Michael Lichtwarck-Aschoff_F.Mirko Markic

Michael Lichtwarck-Aschoff: „Als die Giraffe noch Liebhaber hatte“

Michael Lichtwarck-Aschoff. Foto: KN

Neuerscheinung auf dem Buchmarkt

Vor einem Jahr stellte Michael Lichtwarck-Aschoff sein erstes Buch beim Schlierseer Kulturherbst vor. Jetzt ist sein zweites Buch erschienen: „Als die Giraffe noch Liebhaber hatte.“ Wieder fesseln wissenschaftlicher Inhalt und Schreibstil des Autors, eines ehemaligen Intensivmediziners.

„Naturwissenschaft ist wie Sex. Natürlich kommt es gelegentlich auch einmal zu praktischen Resultaten. Aber das ist nicht der Grund, warum wir sie betreiben.“ Diese Bemerkung des Physikers Richard Feynman auf dem Buchrücken trifft präzise die Intention der Naturwissenschaftlicher. Sie forschen aus Leidenschaft. Und ihre Ergebnisse kommen oft völlig ungeplant daher, durch Zufall, durch Intention, wer weiß?

Packender Erzählstil

Michael Lichtwarck-Aschoff hat sich diesem Phänomen anhand von vier Geschichten über die Entdeckungen von Naturwissenschaftler gewidmet. Wie der Titel ahnen lässt, sind das keine trockenen wissenschaftlichen Abhandlungen, sondern geistreiche literarische Kostbarkeiten. Der Autor hat einen ungewöhnlichen packenden Erzählstil, kurze knappe Sätze wechseln mit längeren ab, präzise Beschreibungen der Menschen, der Umgebung und der Handlungen verraten den genau beobachtenden Naturwissenschaftler.

Als solcher hat er sich auch das Sujet gesucht. Schon in seinem ersten Buch ging es um den Traum vom Fliegen und dessen technischer Umsetzung durch ungewöhnliche Menschen, hier sind es ambitionierte Forscher, die sich mit Leidenschaft ihrer Sache verschrieben haben, ganz gleich ob dabei Köpfe rollen oder Erblindung droht.

Hottentottenvenus Zarah Baartman

Die erste Erzählung handelt von Étienne Geoffroy Saint-Hilaire, der sich in der Tat in eine Giraffe verliebt, unter Harnverhalt leidet und der zu erblinden droht. Wie offen gelassene Käfigtüren von Wildtieren, ein stoischer Sudanese und die berühmte Hottentottenvenus Zarah Baartman zu seiner Erkenntnis der Ähnlichkeit der Menschenrassen beitrugen, erzählt der Autor mit Brillanz.

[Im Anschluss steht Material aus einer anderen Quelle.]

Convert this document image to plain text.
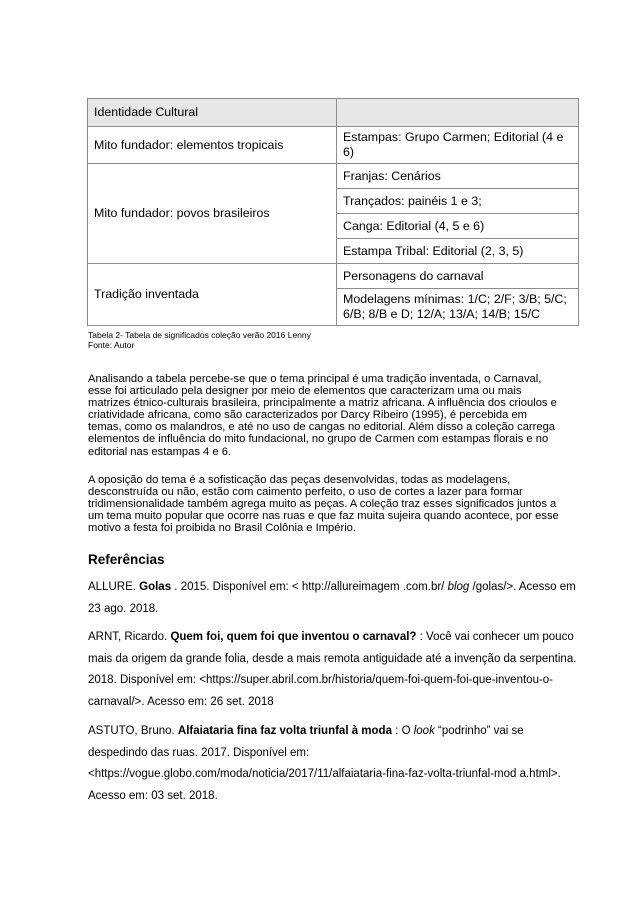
Identidade Cultural	
Mito fundador: elementos tropicais	Estampas: Grupo Carmen; Editorial (4 e 6)
Mito fundador: povos brasileiros	Franjas: Cenários
	Trançados: painéis 1 e 3;
	Canga: Editorial (4, 5 e 6)
	Estampa Tribal: Editorial (2, 3, 5)
Tradição inventada	Personagens do carnaval
	Modelagens mínimas: 1/C; 2/F; 3/B; 5/C; 6/B; 8/B e D; 12/A; 13/A; 14/B; 15/C
Tabela 2- Tabela de significados coleção verão 2016 Lenny
Fonte: Autor
Analisando a tabela percebe-se que o tema principal é uma tradição inventada, o Carnaval, esse foi articulado pela designer por meio de elementos que caracterizam uma ou mais matrizes étnico-culturais brasileira, principalmente a matriz africana. A influência dos crioulos e criatividade africana, como são caracterizados por Darcy Ribeiro (1995), é percebida em temas, como os malandros, e até no uso de cangas no editorial. Além disso a coleção carrega elementos de influência do mito fundacional, no grupo de Carmen com estampas florais e no editorial nas estampas 4 e 6.
A oposição do tema é a sofisticação das peças desenvolvidas, todas as modelagens, desconstruída ou não, estão com caimento perfeito, o uso de cortes a lazer para formar tridimensionalidade também agrega muito as peças. A coleção traz esses significados juntos a um tema muito popular que ocorre nas ruas e que faz muita sujeira quando acontece, por esse motivo a festa foi proibida no Brasil Colônia e Império.
Referências
ALLURE. Golas . 2015. Disponível em: < http://allureimagem .com.br/ blog /golas/>. Acesso em 23 ago. 2018.
ARNT, Ricardo. Quem foi, quem foi que inventou o carnaval? : Você vai conhecer um pouco mais da origem da grande folia, desde a mais remota antiguidade até a invenção da serpentina. 2018. Disponível em: <https://super.abril.com.br/historia/quem-foi-quem-foi-que-inventou-o-carnaval/>. Acesso em: 26 set. 2018
ASTUTO, Bruno. Alfaiataria fina faz volta triunfal à moda : O look “podrinho” vai se despedindo das ruas. 2017. Disponível em: <https://vogue.globo.com/moda/noticia/2017/11/alfaiataria-fina-faz-volta-triunfal-mod a.html>. Acesso em: 03 set. 2018.
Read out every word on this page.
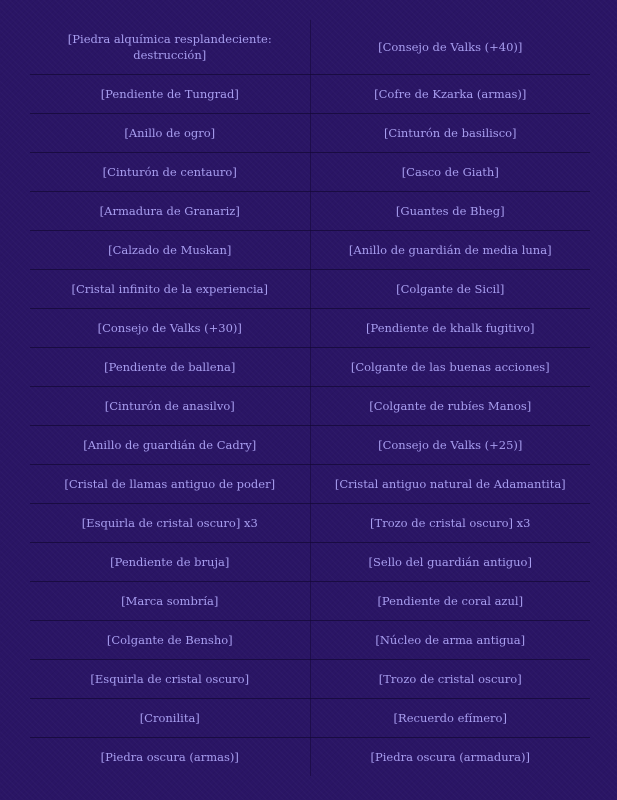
[Piedra alquímica resplandeciente: destrucción]	[Consejo de Valks (+40)]
[Pendiente de Tungrad]	[Cofre de Kzarka (armas)]
[Anillo de ogro]	[Cinturón de basilisco]
[Cinturón de centauro]	[Casco de Giath]
[Armadura de Granariz]	[Guantes de Bheg]
[Calzado de Muskan]	[Anillo de guardián de media luna]
[Cristal infinito de la experiencia]	[Colgante de Sicil]
[Consejo de Valks (+30)]	[Pendiente de khalk fugitivo]
[Pendiente de ballena]	[Colgante de las buenas acciones]
[Cinturón de anasilvo]	[Colgante de rubíes Manos]
[Anillo de guardián de Cadry]	[Consejo de Valks (+25)]
[Cristal de llamas antiguo de poder]	[Cristal antiguo natural de Adamantita]
[Esquirla de cristal oscuro] x3	[Trozo de cristal oscuro] x3
[Pendiente de bruja]	[Sello del guardián antiguo]
[Marca sombría]	[Pendiente de coral azul]
[Colgante de Bensho]	[Núcleo de arma antigua]
[Esquirla de cristal oscuro]	[Trozo de cristal oscuro]
[Cronilita]	[Recuerdo efímero]
[Piedra oscura (armas)]	[Piedra oscura (armadura)]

Die zweite Geschichte beginnt dramatisch, nämlich mit dem Kopf, der in den Korb geworfen wird. In Paris 1794. Der große Chemiker Antoine de Lavoisier wird durch die Guillotine hingerichtet, wenige Tage später rehabilitiert. Sein Labordiener Jean-Marie erzählt aus seiner Perspektive die Geschichte der Erforschung des Stoffwechsels, der insbesondere der Frau des Wissenschaftlers durch Hungerkuren und anschließendes Mästen zu verdanken ist. Auch einem in einen Speckmantel eingepackten Fasan.

Ehrlichkeit in der Wissenschaft

Kennen Sie Joseph Meister? Den ersten Menschen, der gegen Tollwut geimpft wurde? Michael Lichtwarck-Aschoff setzt ihm ebenso wie Louis Pasteur, dem Chemiker, der das Serum entwickelte, ein Denkmal, obwohl es eigentlich um eine Gedenktafel geht. Er schreibt die Geschichte aus verschiedenen Blickwinkeln und bringt damit Zeitkolorit und Authentizität in die Erzählung. Sie ist die längste und auch facettenreichste des Bandes, denn hier geht es nicht nur um Wissenschaft und Historie, sondern ebenso um Macht, Feigheit, Gier, Verrat, um menschliches Verhalten in einer schweren Zeit: 1940 im Elsass. Und es geht um Ehrlichkeit in der Wissenschaft, ein ebenso zeitloses Thema.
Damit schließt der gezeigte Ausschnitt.